If possible, eliminate continuous monitoring or take vitals less often, which will eliminate some of the touching, she adds. “Lower the volume on a monitor that keeps going off. Avoid changing to a hospital gown if possible,” she advises. “Use a calm and soft voice — anything you can do that allows for the patient to warm up to you. The patient may not make eye contact, but that’s OK.”
The child’s frustration can be caused by a trigger. “For example, if we have to keep the patient NPO [nothing by mouth] for an extended period, that may cause behavioral problems,” says Cortezia. “Because the child doesn’t have the ability to communicate their desire to eat or drink, they may resort to extreme behavior to get your attention.”
Or, the reaction may be caused by necessary treatment. “Let’s say we are putting a tourniquet on an 8-year-old’s arm. The child may start kicking and screaming because it causes an undesirable sensation. Their behavior allows for them to do what they want to avoid that sensation,” Cortezia explains. “The behavior can also be the side effect from a drug — causing delirium, hallucinations, or aggressive behaviors.”
The earlier the behavior is de-escalated, the better, Cortezia advises. “Seek the support of a specialist in anticipation of behaviors. It’s better to address the behavior as soon as it starts rather than to let it escalate.”
Some patients with autism will benefit from pharmaceutical interventions to help them stay calm. But, generally, it is best to focus on controlling the child’s environment and the staff’s interactions.
“We’re not here to change the child — just to make sure they get medical care,” says Cortezia. “Why not do these things that help them with that? As professionals, we need to focus on getting our medical tasks done, and then refer to professionals who can help further.”
When talking to a child with autism:
• Use concrete terms;
• Use a calm voice and low tone;
• If the child questions why everyone is calm, say “why not be calm? There’s no reason for us not to be calm”;
• Ask the child why he or she is not calm. If he or she says, “I’m scared,” say “I’ve been scared. I feel scared sometimes when you raise your hand at me. But you can also be calm when you’re scared.”

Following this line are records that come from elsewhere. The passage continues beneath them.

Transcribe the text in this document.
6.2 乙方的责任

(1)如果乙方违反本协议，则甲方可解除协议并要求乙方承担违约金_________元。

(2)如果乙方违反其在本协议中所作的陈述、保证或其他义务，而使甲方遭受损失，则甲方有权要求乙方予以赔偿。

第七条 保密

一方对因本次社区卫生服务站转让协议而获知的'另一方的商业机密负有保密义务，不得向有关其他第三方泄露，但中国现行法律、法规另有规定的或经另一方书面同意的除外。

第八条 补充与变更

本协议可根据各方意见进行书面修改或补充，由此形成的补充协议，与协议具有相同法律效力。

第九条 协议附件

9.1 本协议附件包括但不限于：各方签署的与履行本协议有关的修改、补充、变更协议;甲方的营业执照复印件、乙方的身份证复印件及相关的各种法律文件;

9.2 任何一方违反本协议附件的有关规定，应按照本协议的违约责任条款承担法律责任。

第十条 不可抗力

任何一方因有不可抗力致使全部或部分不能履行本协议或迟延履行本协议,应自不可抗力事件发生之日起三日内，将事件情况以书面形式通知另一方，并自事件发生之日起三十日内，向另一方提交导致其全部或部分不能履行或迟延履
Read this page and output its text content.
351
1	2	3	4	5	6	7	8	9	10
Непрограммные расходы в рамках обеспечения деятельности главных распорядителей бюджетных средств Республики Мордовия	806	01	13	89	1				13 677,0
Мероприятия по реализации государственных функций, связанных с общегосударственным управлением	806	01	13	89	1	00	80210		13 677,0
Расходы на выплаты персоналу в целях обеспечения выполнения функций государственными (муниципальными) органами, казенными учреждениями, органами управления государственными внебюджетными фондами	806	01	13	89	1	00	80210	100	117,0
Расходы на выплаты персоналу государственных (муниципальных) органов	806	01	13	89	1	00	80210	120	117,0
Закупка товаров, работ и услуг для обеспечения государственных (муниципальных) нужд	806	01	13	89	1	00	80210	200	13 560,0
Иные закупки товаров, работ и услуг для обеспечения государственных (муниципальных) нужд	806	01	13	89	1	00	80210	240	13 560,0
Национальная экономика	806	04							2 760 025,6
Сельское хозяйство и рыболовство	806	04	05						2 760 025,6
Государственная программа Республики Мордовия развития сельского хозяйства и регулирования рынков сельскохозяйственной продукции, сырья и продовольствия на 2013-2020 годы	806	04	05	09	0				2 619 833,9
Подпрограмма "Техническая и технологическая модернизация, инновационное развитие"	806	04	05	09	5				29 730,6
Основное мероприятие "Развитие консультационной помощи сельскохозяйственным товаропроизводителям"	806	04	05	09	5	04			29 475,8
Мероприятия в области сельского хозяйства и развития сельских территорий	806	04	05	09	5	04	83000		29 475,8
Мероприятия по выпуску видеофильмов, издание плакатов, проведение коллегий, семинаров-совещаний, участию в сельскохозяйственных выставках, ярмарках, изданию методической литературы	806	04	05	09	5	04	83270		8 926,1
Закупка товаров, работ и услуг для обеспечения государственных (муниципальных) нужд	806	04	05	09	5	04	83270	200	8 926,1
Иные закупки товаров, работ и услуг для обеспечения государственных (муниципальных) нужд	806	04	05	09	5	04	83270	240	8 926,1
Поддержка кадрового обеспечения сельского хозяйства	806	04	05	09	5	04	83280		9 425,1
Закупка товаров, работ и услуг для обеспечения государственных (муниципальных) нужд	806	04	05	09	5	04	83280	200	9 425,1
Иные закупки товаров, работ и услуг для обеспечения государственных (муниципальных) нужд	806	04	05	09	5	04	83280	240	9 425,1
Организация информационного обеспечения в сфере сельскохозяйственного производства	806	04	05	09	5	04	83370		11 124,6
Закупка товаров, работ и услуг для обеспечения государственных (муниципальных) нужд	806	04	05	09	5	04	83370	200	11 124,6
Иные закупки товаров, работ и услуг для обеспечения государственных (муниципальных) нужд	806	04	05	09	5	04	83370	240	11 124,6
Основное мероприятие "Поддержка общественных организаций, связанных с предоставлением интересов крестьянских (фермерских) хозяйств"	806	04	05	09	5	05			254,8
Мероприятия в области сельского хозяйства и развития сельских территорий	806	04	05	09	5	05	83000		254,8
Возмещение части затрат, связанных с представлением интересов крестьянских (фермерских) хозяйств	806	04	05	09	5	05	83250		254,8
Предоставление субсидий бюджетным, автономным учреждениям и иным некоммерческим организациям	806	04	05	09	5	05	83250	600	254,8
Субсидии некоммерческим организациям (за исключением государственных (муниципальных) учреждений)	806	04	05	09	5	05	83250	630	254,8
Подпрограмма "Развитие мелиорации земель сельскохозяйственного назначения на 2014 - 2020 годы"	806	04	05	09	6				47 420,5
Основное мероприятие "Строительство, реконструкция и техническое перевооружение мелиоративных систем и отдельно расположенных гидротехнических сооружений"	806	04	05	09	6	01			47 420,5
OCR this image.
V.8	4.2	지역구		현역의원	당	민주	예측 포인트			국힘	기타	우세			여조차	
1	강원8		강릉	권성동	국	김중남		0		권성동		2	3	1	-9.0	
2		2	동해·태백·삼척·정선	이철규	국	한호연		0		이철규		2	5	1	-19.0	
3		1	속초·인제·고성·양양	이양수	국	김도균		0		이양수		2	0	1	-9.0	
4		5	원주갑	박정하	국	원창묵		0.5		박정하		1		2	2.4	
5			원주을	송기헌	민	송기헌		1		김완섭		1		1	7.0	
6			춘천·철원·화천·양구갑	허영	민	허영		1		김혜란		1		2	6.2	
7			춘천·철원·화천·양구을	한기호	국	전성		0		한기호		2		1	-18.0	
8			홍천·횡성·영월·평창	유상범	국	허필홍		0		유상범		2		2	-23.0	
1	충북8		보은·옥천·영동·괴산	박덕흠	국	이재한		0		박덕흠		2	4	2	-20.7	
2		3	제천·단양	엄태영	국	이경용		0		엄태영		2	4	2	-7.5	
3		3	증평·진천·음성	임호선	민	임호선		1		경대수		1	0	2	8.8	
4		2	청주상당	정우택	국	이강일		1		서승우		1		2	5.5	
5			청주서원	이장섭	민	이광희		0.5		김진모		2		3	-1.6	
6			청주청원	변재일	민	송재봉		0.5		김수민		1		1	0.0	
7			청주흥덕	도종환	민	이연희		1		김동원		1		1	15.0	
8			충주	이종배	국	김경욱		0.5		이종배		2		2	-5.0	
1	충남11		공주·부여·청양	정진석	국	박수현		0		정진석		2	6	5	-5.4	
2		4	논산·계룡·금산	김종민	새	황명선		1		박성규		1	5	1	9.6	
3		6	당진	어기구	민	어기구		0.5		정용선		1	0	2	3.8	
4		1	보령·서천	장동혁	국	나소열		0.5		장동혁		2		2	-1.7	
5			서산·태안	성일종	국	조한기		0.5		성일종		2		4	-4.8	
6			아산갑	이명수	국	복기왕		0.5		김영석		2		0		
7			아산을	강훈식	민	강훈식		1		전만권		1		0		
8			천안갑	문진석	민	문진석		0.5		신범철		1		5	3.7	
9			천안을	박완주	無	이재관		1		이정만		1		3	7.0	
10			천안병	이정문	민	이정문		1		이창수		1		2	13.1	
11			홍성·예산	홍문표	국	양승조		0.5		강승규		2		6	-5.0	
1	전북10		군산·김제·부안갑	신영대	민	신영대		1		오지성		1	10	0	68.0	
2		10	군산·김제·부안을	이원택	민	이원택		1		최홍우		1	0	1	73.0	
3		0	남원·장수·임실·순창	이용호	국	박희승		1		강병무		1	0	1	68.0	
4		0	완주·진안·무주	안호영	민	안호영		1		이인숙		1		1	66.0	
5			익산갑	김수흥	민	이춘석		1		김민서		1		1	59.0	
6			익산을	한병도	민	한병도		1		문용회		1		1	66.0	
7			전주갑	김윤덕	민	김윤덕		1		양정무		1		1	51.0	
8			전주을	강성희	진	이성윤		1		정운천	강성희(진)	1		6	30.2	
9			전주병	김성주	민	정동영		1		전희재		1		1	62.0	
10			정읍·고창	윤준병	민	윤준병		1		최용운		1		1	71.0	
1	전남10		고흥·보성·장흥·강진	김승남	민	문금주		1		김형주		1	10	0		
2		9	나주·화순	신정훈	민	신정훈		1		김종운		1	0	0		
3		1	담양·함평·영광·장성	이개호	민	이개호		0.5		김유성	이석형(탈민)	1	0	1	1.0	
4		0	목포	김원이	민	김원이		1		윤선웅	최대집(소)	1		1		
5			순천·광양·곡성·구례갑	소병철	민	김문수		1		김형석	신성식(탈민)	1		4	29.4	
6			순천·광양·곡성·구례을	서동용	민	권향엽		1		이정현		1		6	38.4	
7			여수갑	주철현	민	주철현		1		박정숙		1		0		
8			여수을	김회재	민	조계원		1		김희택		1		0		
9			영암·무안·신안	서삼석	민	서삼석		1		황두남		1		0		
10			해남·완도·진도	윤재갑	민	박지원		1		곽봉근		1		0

This starts a whole new type of conversation, says Cortezia. “It can help them stay calm, because we’re not shoving them into a room, and invading their space. We’re helping them stay calm.”
Set up patients for success when they leave the hospital, she says. “When you’re setting up a clinic follow-up visit, anticipate what the patient will need for that visit. If they have trouble sleeping because of disturbed sleep cycles, and they’re awake most of the night, make the appointment for a time that works with their sleep cycles. Think about this child’s needs, and plan the visit accordingly.”